Tally tilted her head to the side, examining the woman. The Doctor didn't think there was anything to take particular note of in the woman's appearance. She had dark skin and coiled braids that reached down to her shoulder. She had a warm smile that she was eager to share with a strange little girl wearing strange clothes, but the Doctor didn't see why any of those things would make Tally look so confused. “You look like me.”

 

The woman laughed. “Well I'm a good deal older than you and a fair bit taller child.”

 

“In all the books and movies about Egypt the people never look like me, but you do.”

 

The Doctor stepped in before Tally could say too much. “My niece and I,” she said as she pulled Tally closer to her. “Are from another part of the caliphate,” the Doctor explained.

 

“And what brings you to Aswan?”

 

“We’re tourists,” the Doctor said.

 

“Ahh,” the woman said in a knowing voice.

 

“Do you get a lot of tourists,” Yaz asked in a voice that indicated she didn't think tourism had become a popular industry yet in the eleventh century.

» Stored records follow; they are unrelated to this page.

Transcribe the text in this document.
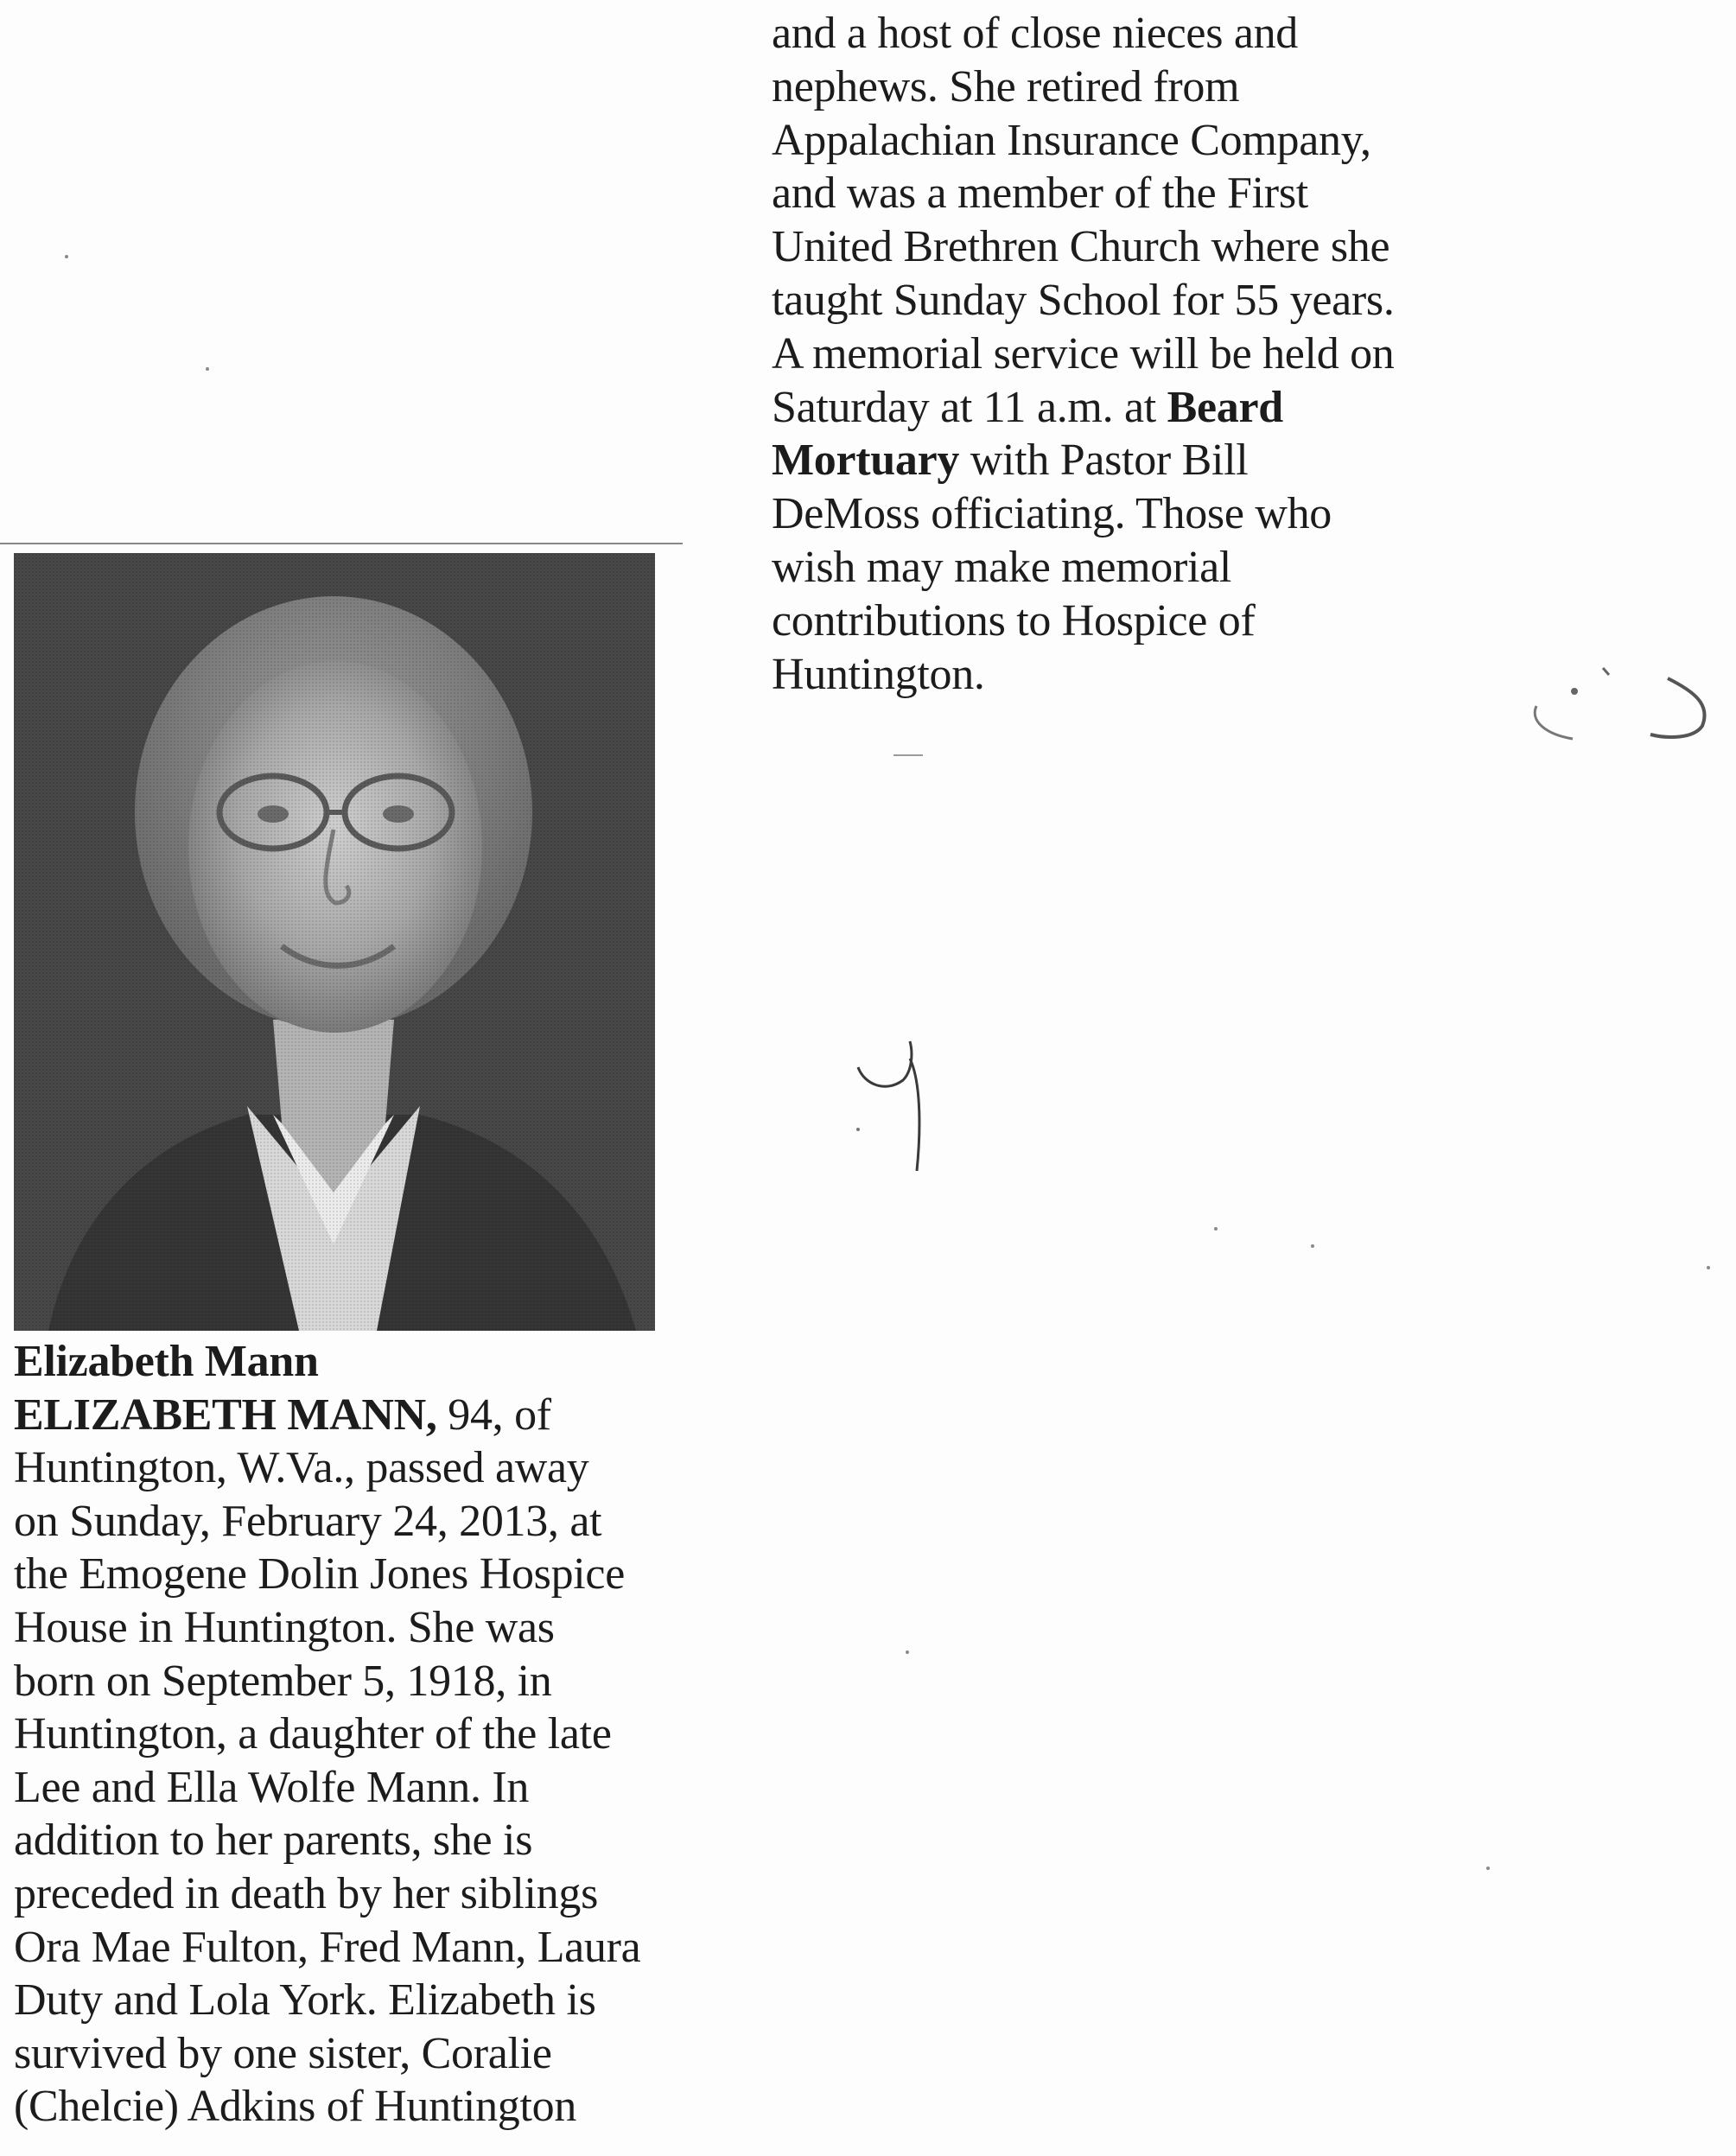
and a host of close nieces and
nephews. She retired from
Appalachian Insurance Company,
and was a member of the First
United Brethren Church where she
taught Sunday School for 55 years.
A memorial service will be held on
Saturday at 11 a.m. at Beard
Mortuary with Pastor Bill
DeMoss officiating. Those who
wish may make memorial
contributions to Hospice of
Huntington.
Elizabeth Mann
ELIZABETH MANN, 94, of
Huntington, W.Va., passed away
on Sunday, February 24, 2013, at
the Emogene Dolin Jones Hospice
House in Huntington. She was
born on September 5, 1918, in
Huntington, a daughter of the late
Lee and Ella Wolfe Mann. In
addition to her parents, she is
preceded in death by her siblings
Ora Mae Fulton, Fred Mann, Laura
Duty and Lola York. Elizabeth is
survived by one sister, Coralie
(Chelcie) Adkins of Huntington
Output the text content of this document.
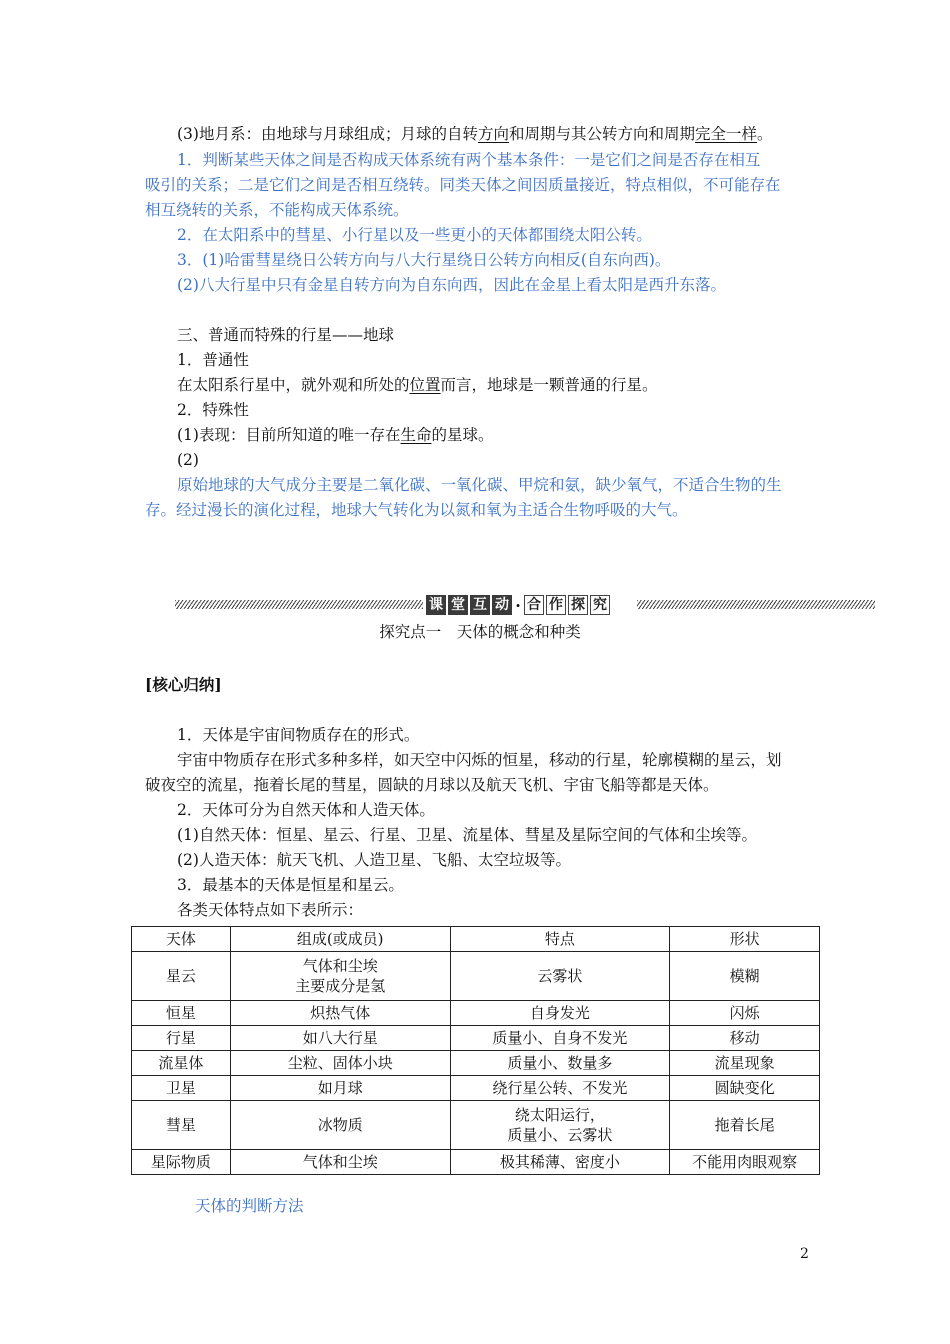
(3)地月系：由地球与月球组成；月球的自转方向和周期与其公转方向和周期完全一样。
1．判断某些天体之间是否构成天体系统有两个基本条件：一是它们之间是否存在相互
吸引的关系；二是它们之间是否相互绕转。同类天体之间因质量接近，特点相似，不可能存在
相互绕转的关系，不能构成天体系统。
2．在太阳系中的彗星、小行星以及一些更小的天体都围绕太阳公转。
3．(1)哈雷彗星绕日公转方向与八大行星绕日公转方向相反(自东向西)。
(2)八大行星中只有金星自转方向为自东向西，因此在金星上看太阳是西升东落。
三、普通而特殊的行星——地球
1．普通性
在太阳系行星中，就外观和所处的位置而言，地球是一颗普通的行星。
2．特殊性
(1)表现：目前所知道的唯一存在生命的星球。
(2)
原始地球的大气成分主要是二氧化碳、一氧化碳、甲烷和氨，缺少氧气，不适合生物的生
存。经过漫长的演化过程，地球大气转化为以氮和氧为主适合生物呼吸的大气。
课 堂 互 动 · 合 作 探 究
探究点一　天体的概念和种类
[核心归纳]
1．天体是宇宙间物质存在的形式。
宇宙中物质存在形式多种多样，如天空中闪烁的恒星，移动的行星，轮廓模糊的星云，划
破夜空的流星，拖着长尾的彗星，圆缺的月球以及航天飞机、宇宙飞船等都是天体。
2．天体可分为自然天体和人造天体。
(1)自然天体：恒星、星云、行星、卫星、流星体、彗星及星际空间的气体和尘埃等。
(2)人造天体：航天飞机、人造卫星、飞船、太空垃圾等。
3．最基本的天体是恒星和星云。
各类天体特点如下表所示：
天体	组成(或成员)	特点	形状
星云	气体和尘埃
主要成分是氢	云雾状	模糊
恒星	炽热气体	自身发光	闪烁
行星	如八大行星	质量小、自身不发光	移动
流星体	尘粒、固体小块	质量小、数量多	流星现象
卫星	如月球	绕行星公转、不发光	圆缺变化
彗星	冰物质	绕太阳运行，
质量小、云雾状	拖着长尾
星际物质	气体和尘埃	极其稀薄、密度小	不能用肉眼观察
天体的判断方法
2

The Doctor could have told her humans had been traveling since they first looked down and saw their feet, but she waited to hear the woman's answer instead.

 

“Ever since construction started.”

 

“On the pyramids,” Ryan asked.

 

“What? Don't be silly. Look.” The woman pointed downriver, far into the distance. The Doctor squinted to get a better view of what appeared to be a partially constructed dam.

 

The Doctor frowned. “That isn't right.”

 

“You're not the first to say so. There are those that believe it is an obstruction of God's will to divert the water from where he intended it to go, but progress marches on. I say, if God did not intend man to build, why did He give man minds to understand complex mathematics and create great feats of engineering?”

 

“Don't you mean gods,” Ryan asked. “Doesn't Egypt have a bunch of gods, Ra, Osiris, Set and all the rest? I know that wasn't just from the movies,” Ryan insisted.

 

“This is the eleventh century,” the Doctor rushed to explain before the woman could be offended by their heresy. The Doctor had learned the hard way that locals didn't tend to respond well to hearsay. “Egypt is part of the Fatimid Caliphate,” the Doctor said.

 

“So they're Muslims,” Yaz said with a bit of excitement in her voice. “Like me.”

 

“And they look like us!” Tally said while tapping Ryan on the arm. “Awesome!”

 

“History's a whitewash,” the Doctor said, feeling a ping of nostalgia for when she had said those exact words to Bill. “But something is wrong here. That dam shouldn't be there.”

 

Graham sighed. “Let me guess. Aliens?”

 

“I'm not sure… But we should check it out just in case,” the Doctor said.

 

“Should we take Tally back to the TARDIS first,” Yaz asked. “We don't know what we're going to find over there. Better to be safe.”

 

“Naw, I'm fine.” Tally started running in the direction of the dam. The Doctor sprinted after her. “No fair racing! You've got longer legs,” Tally shouted. She didn't sound put out though. There was laughter in her voice.

 

The Doctor scooped the little girl up and felt a vivid flashback slam into her of chasing after Susan in the red grass of Gallifrey when she had been a younger man and looked much older. She put the girl on her back and ran along the banks of the Nile, thinking about how this was all that she had wanted all those centuries ago, to see the distant wonders of the universe and share them with a young bright mind. Everything had gone so wrong, over and over again. Yet here she was in the sun, by the water, as though it never had. For just a moment, she could pretend, and lose herself in the fantasy.